You know the feeling, I'm sure, of unlocking the front door and easing across the threshold. Your luggage contains more dirty than clean clothes, and you feel road weary or mileage mangled. Yes, you have had a great time away, being with family or friends or seeing new sights or even just putting up your feet in a new location.
But it is time to be home.
I expect to feel that sigh of relief when I return home from a trip, just as I did recently, but what about the routine returns? How do you feel when you pull up in front of your house after a Target run or maybe after a pleasant dinner out with friends or even just a walk in the neighborhood?
When we lived at Sweetwater Farm in Ohio I felt my heart lift each time I turned onto our road, even before spotting our early 1800's farmhouse. Every single time, whether I had been gone for a week or so or just to the grocery store. My heart had found home.
Sweetwater Farm was my soul place.
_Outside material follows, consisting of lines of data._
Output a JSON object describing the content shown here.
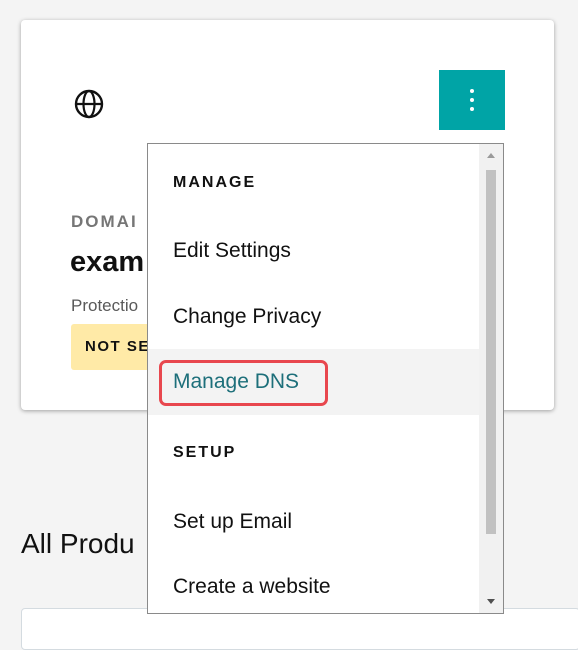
{
  "card": {
    "domain_label": "DOMAI",
    "domain_name": "exam",
    "protection_text": "Protectio",
    "status_badge": "NOT SE"
  },
  "page": {
    "section_title": "All Produ"
  },
  "menu": {
    "manage_header": "MANAGE",
    "edit_settings": "Edit Settings",
    "change_privacy": "Change Privacy",
    "manage_dns": "Manage DNS",
    "setup_header": "SETUP",
    "set_up_email": "Set up Email",
    "create_website": "Create a website",
    "scroll_position": 0
  },
  "colors": {
    "accent": "#00a4a6",
    "badge_bg": "#ffeaa7",
    "highlight_link": "#1d6f7a",
    "annotation_red": "#e8474e"
  },
  "icons": {
    "domain": "globe-icon",
    "actions": "kebab-menu-icon"
  }
}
For this pilgrim, Sweetwater Farm was my sacred destination, but eventually it was time to return home.
Getting here took a few years--some pilgrimages are like that. We had good years along the way. Our life in Madison was full of many riches and our large foursquare style home with its welcoming front porch house suited us well.
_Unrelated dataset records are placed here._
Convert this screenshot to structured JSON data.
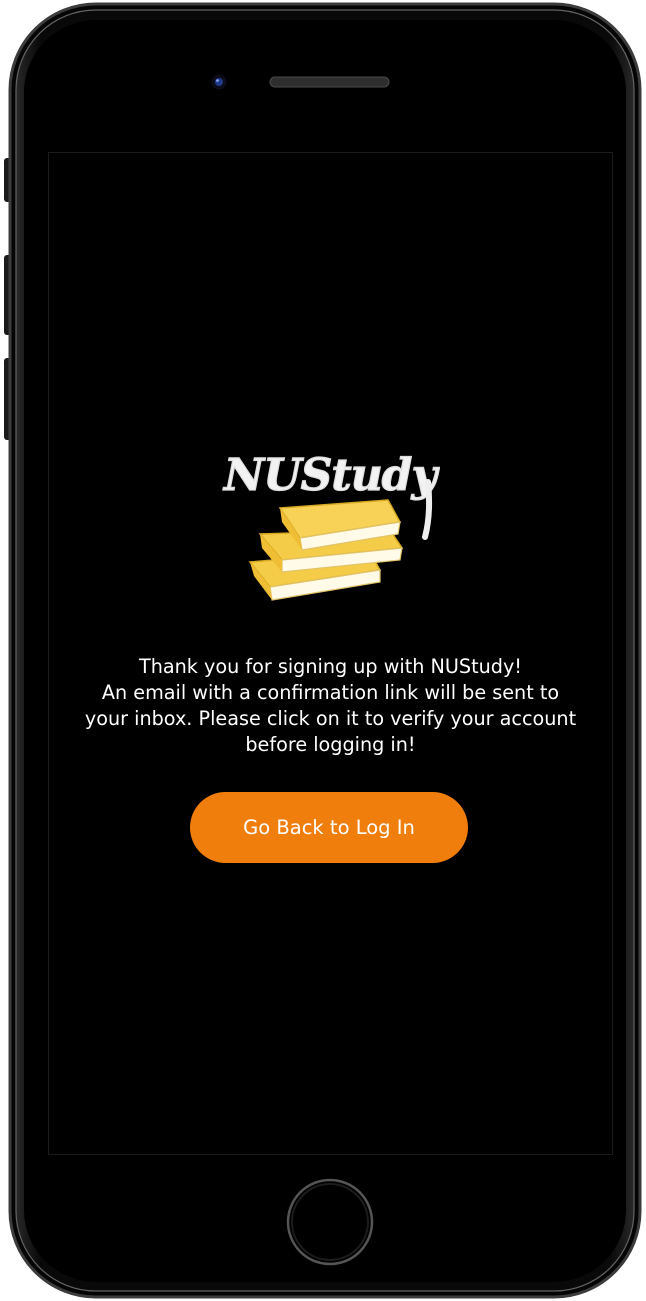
{
  "app": {
    "logo_text": "NUStudy"
  },
  "confirmation": {
    "line1": "Thank you for signing up with NUStudy!",
    "line2": "An email with a confirmation link will be sent to",
    "line3": "your inbox. Please click on it to verify your account",
    "line4": "before logging in!"
  },
  "actions": {
    "back_to_login_label": "Go Back to Log In"
  },
  "colors": {
    "accent": "#f07e0c",
    "background": "#000000",
    "book": "#f5cc47",
    "text": "#ffffff"
  },
  "icons": [
    "front-camera-icon",
    "earpiece-speaker-icon",
    "books-stack-icon",
    "home-button-icon"
  ]
}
Now, however, I am home. Really home, and each time, each time, I return to our small home on a tree lined-urban street I feel that same lift of my heart I felt when I approached my beloved Sweetwater Farm. There is a difference, however, for now I know I carry home with me wherever I am.
I am home.
An Invitation
Where is your soul place? Have you returned home? I would love to know.
I am not fond of vacuuming. To be honest, I hate vacuuming, and lately, in anticipation of showings of our house, I have needed to vacuum frequently. Also, dust and keep surfaces clear of clutter and do laundry daily and, and, and ...... Along with meditating and writing in my journal, my current morning routine with its list of home tending tasks to complete often seems to extend into the afternoon. I am more than willing to perform these tasks, for it is something I can do to welcome potential new owners to this home.
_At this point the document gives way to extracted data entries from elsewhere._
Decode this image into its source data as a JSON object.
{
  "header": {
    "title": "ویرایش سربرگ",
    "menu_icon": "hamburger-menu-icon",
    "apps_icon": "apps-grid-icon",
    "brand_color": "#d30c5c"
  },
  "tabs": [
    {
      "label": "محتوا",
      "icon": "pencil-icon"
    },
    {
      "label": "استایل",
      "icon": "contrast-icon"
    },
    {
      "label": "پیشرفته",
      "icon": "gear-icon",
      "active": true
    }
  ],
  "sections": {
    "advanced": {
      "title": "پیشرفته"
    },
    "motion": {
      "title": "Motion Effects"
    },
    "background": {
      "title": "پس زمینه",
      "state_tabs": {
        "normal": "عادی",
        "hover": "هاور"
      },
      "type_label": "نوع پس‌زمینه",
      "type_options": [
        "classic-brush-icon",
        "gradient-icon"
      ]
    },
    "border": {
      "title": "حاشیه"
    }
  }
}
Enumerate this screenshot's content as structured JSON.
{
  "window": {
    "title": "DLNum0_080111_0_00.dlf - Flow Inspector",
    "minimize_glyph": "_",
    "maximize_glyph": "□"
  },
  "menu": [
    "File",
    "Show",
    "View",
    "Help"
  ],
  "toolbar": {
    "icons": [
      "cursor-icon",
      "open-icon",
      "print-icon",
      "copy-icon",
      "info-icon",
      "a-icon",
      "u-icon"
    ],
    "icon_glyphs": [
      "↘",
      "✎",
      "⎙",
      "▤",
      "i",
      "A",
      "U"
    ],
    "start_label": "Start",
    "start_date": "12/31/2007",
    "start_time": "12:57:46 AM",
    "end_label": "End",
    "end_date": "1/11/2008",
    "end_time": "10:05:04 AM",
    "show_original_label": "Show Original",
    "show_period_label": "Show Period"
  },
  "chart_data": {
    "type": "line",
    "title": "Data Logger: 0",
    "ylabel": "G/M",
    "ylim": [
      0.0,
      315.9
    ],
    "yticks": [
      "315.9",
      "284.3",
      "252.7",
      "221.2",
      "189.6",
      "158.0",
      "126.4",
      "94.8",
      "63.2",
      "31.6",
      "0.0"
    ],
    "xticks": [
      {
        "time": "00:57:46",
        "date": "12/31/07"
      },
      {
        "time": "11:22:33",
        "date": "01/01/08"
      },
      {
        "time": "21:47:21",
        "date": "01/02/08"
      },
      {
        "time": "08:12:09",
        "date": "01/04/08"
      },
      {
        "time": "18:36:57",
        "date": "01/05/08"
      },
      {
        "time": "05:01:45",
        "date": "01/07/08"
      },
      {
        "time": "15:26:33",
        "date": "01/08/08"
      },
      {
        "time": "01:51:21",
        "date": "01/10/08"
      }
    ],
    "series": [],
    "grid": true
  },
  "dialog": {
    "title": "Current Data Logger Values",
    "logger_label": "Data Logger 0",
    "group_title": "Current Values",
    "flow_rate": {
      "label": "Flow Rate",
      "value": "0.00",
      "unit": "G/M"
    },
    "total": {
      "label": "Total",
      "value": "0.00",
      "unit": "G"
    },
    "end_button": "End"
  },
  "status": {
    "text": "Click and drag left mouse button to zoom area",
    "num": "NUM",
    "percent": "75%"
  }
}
Even if this house weren't for sale, however, I would still greet the freshness of the morning by sweeping the front porch, for there is something so basic, almost old-fashioned about sweeping, especially a front porch.
I imagine myself as a housewife of the 30's or 40's or even 50's, wearing a housedress and full apron, standing outside the front door with broom in hand. I survey this world in front of me and wonder who will come up the walk and cross this threshold today. Sweeping is convivial, for unlike washing windows, it is interruptible and encourages pausing for a casual conversation with the neighbor pushing a stroller or walking a dog. I listen to the birds chitter chattering, hoping for a piece of discarded thread or a fragment of lint for a nest in process. I think ahead to the end of the day when my husband and I will have dinner on the porch, sharing our day's in's and out's and perhaps later will sit in quiet companionship reading until daylight disappears.
I remember the front porch on the house where we raised our children. That front porch had a swing. The rhythm of the swing seemed to match the cadence of whatever I read to our young son. Our daughter and her boyfriend, now husband, posed for prom pictures while sitting on that swing. This porch should have a swing and a young family, too. Maybe it will someday.
I begin to sweep and sense how the sweeping signals moving on, not clinging to anything, except the present moment. Sweeping clears the space. Sweeping says, "This house is cared for." The Shakers believe that their daily work, even something as basic as sweeping the front porch, is a personal expression of worship. Gunilla Norris in her book of poetry, Being Home, says, "Prayer and housekeeping--they go together. They have always gone together. We simply know that our daily round is how we live. When we clean and order our homes, we are somehow also cleaning and ordering ourselves."
In cleaning and ordering ourselves, we become more open to the extraordinary in the ordinary and the grace of everyday life. Now, if I only felt this way about vacuuming!